An introduction to the author

22 Oct 2015

I am Sam Gleske. Over the years I’ve contributed a lot of useful content throughout the Internet. Finally, I’ve decided to go through that content and consolidate the useful bits on this website. I’ll cover varying topics such as Japanese Anime, Education, Engineering, Slice of Life, and any other whims I choose. This first post allows you, as the reader, to get to know me a bit.

The first family computer I used was the IBM PC AT 80286 which had a little turbo button on it to make it go faster. It was running Windows 3.1 on top of DOS and to get the graphical environment you would type win after booting up. I remember my father doing taxes on it; playing games with my siblings and I such as Indy 500 and Chip’s Challenge. It had a 3.5” and 5.25” floppy drive (it was actually floppy). It was accidentally thrown out while I was away at college. It would have been cool to donate it to a museum because it was in perfect working condition. That and I liked the games.

Fast forward a few years to middle school. I built my first website probably around 1999. I was a drummer in a band of two kids (Donnie Crabtree and I) who liked to hang out and jam. I thought it would be cool for the band to have a website so I learned HTML and CSS. The site had frames and iframes. It was cool and was hosted on geocities because that was a thing then. I still actively play drums.

Fast forward again a few years to high school. During my Junior and Senior year, I had a very inspirational teacher, Mr. Mark Lemieux. In his course I learned how to install and configure Windows 2000 Server, Windows XP, and our little class had a domain controller in which the cluster was connected to the DC. We had a little RedHat 9 box in the corner that students occasionally played with. We learned how to troubleshoot hardware, implement and install physical networking, we made drops and patch cables, and the school occasionally farmed us out for a little child labor when minor computer problems would arise in different departments. I also have fond memories of the students taking breaks to play Red Alert 2 in 4v4 matches. I learned my first programming language in my spare time: JavaScript. I learned it not from a book, but reading thousands of samples I found on the Internet viewing the source of web pages. Every time I saw a cool feature I would try to download all the source and implement just that feature in JavaScript just to see if I could get it to work. I learned programming by inferring it’s meaning from the plethora of samples I viewed on websites. Poking and prodding, witnessing what happened when I changed the code around and reading terribly formed error messages in IE6. It was a fun experience and I attribute my entire career and passion for computers to this time period. Thanks Mr. Lemieux.

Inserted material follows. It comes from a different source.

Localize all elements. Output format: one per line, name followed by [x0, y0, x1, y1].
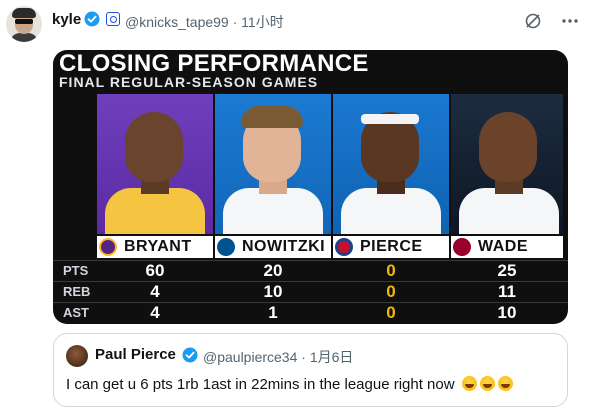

The college years. In High School, I learned about computer software and a bit about the hardware. Now my passion leaned toward learning how to design them. Computer Engineering seemed like a logical choice for me. I did a random internet search for top Computer Engineering schools in the country. Whatever list I was reading had Drexel University listed as #1. It was the only school I applied to and I got in. Good thing, because I put all of my eggs in one basket without much thought for the consequences. I proceeded on a colorful journey of open source exploration and a Renaissance of learning. I learned around 20 or 30 different programming languages outside of my normal coursework. This passion for learning caused my normal school curriculum to suffer. Eventually I fell back to working full time and being a part-time student. To this day, I’m slowly creeping towards graduation one course at a time.

I am currently an Engineer at Comcast. Comcast is a great place to work and if you’re an Engineer who is extended an offer I highly encourage you to consider it. I build and support a continuous delivery pipeline for Comcast Technology & Product. I maintain scalable infrastructure and regularly solve challenging problems my colleagues and I encounter. The services I build and support touch millions of clients and consume billions of requests every month. I try to instill my passion for learning in others and openly share information wherever possible. This includes presenting inside and outside of Comcast, writing open source software, and heavily contributing to documentation inside and out of the company. I am the buildmaster for the GIMP project Jenkins instance; the maintainer of the Slack Jenkins Plugin and GitHub OAuth Jenkins Plugin; and contribute to a few dozen open source projects in my spare time. I regularly contribute time to helping other Linux users by posting at I also enjoy reading technical manuals and playing games in my spare time. My parents are awe-inspiring. I have two brothers and a sister; all are successful. I have a wonderful fiancé. I am a fortunate man.